Moving around to the back, we find four more USB 3.0 ports and dual Gigabit LAN ports from the motherboard as well as the standard Nvidia display outputs on the graphics card: three DisplayPort 1.4 headers, one HDMI 2.0, and one dual-link DVI-D. All audio solutions will need to hijack the audio feed built into the DisplayPort and HDMI outputs, as the Zbox offers none of its own. Overall, we have no complaints about the Zbox’s connectivity.
The four rubber-tipped feet act also as the chassis thumbscrews. With these and the bottom panel removed, you have very easy access to the swappable components, so fleshing out the barebones PC could hardly be easier. The SODIMM memory and M.2 modules slot into place (the latter needs a screw to secure it), while 2.5” drives have a plastic bracket.

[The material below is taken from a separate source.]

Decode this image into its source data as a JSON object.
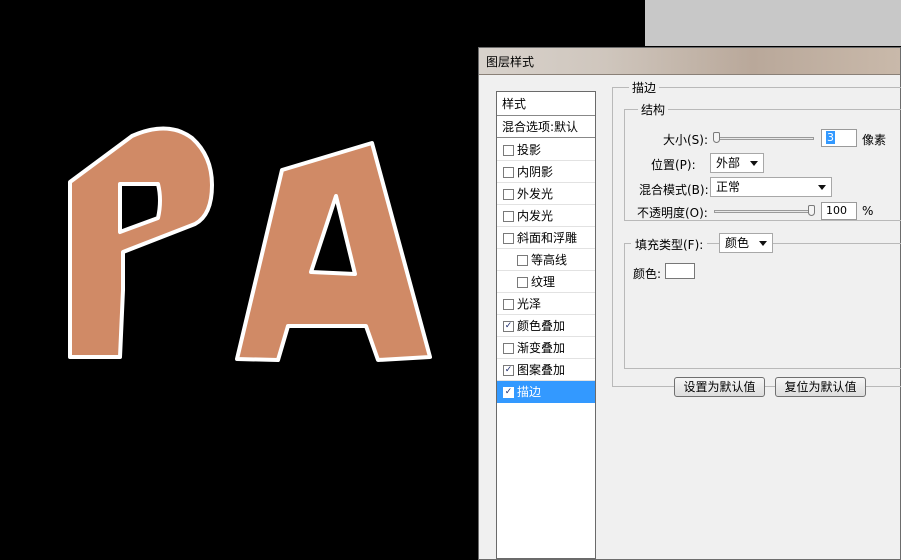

You also get a CMOS clear switch in case things go wrong, and there’s a tiny fan here described by the PCB as an SSD fan. Since the motherboard itself closes this area off from the main cavity above, this fan is responsible for the only airflow this area is likely to see.
Users can install up to 32GB of DDR4 using the dual-channel SODIMM slots, with 2,133MHz and 2,400MHz kits supported. The M.2 drive can use either the SATA interface or the faster PCIe 3.0 x4 one, which gives you nice flexibility, and the 2.5” SATA drive can be up to 9.5mm thick, covering all modern SATA SSDs and HDDs. For our system, we used a 16GB (2 x 8GB) Corsair Value Select 2,133MHz DDR4 memory kit and a 1TB SATA WD Blue M.2 SSD.
Removing the back panel shows us a clearer view inside. The custom motherboard sits flat near the bottom of the case, with a standard AM4 socket used to mount the Ryzen 5 1400 CPU, which is cooled by GPU-style blower cooler. Meanwhile, a riser card is used to allow the GTX 1060 card to be stacked horizontally above the motherboard and CPU cooler. This design means there’s quite a lot of wasted space above the CPU cooler and below the GPU. Both the CPU cooler and the GPU cooler have intake fans that face the mesh roof panel and exhaust directly out of the rear panel, which is probably optimum for a case like this – you definitely don’t want heat remaining and building up inside the case. An exhaust fan is also fitted to the left side of the case, creating a negative pressure setup that should further increase the airflow through the roof.
While the use of a standard desktop chip raises the question of whether you could use other AMD CPUs in this system, there’s no mention made of it, so we’re assuming not. Plus, it would definitely void your warranty, and you’d be paying for two CPUs for the privilege of using only one. As to the GPU, this SKU uses a Zotac’s own ITX version of the GTX 1060 3GB, but you can also get the Zbox Magnus ER51070 that unsurprisingly offers the same version of a GTX 1070, giving you significantly more graphics grunt for £215 more. Unfortunately, there is no option with a GTX 1060 6GB, which is a more future-proof card than the GTX 1060 3GB, a card we don’t really ever recommend.
The custom motherboard has some basic BIOS options. Overclocking is not supported, but you do get quite good fan control settings. Our testing was carried out with everything in the default configuration.
The Zbox Magnus ER51060 ships with a two-year warranty.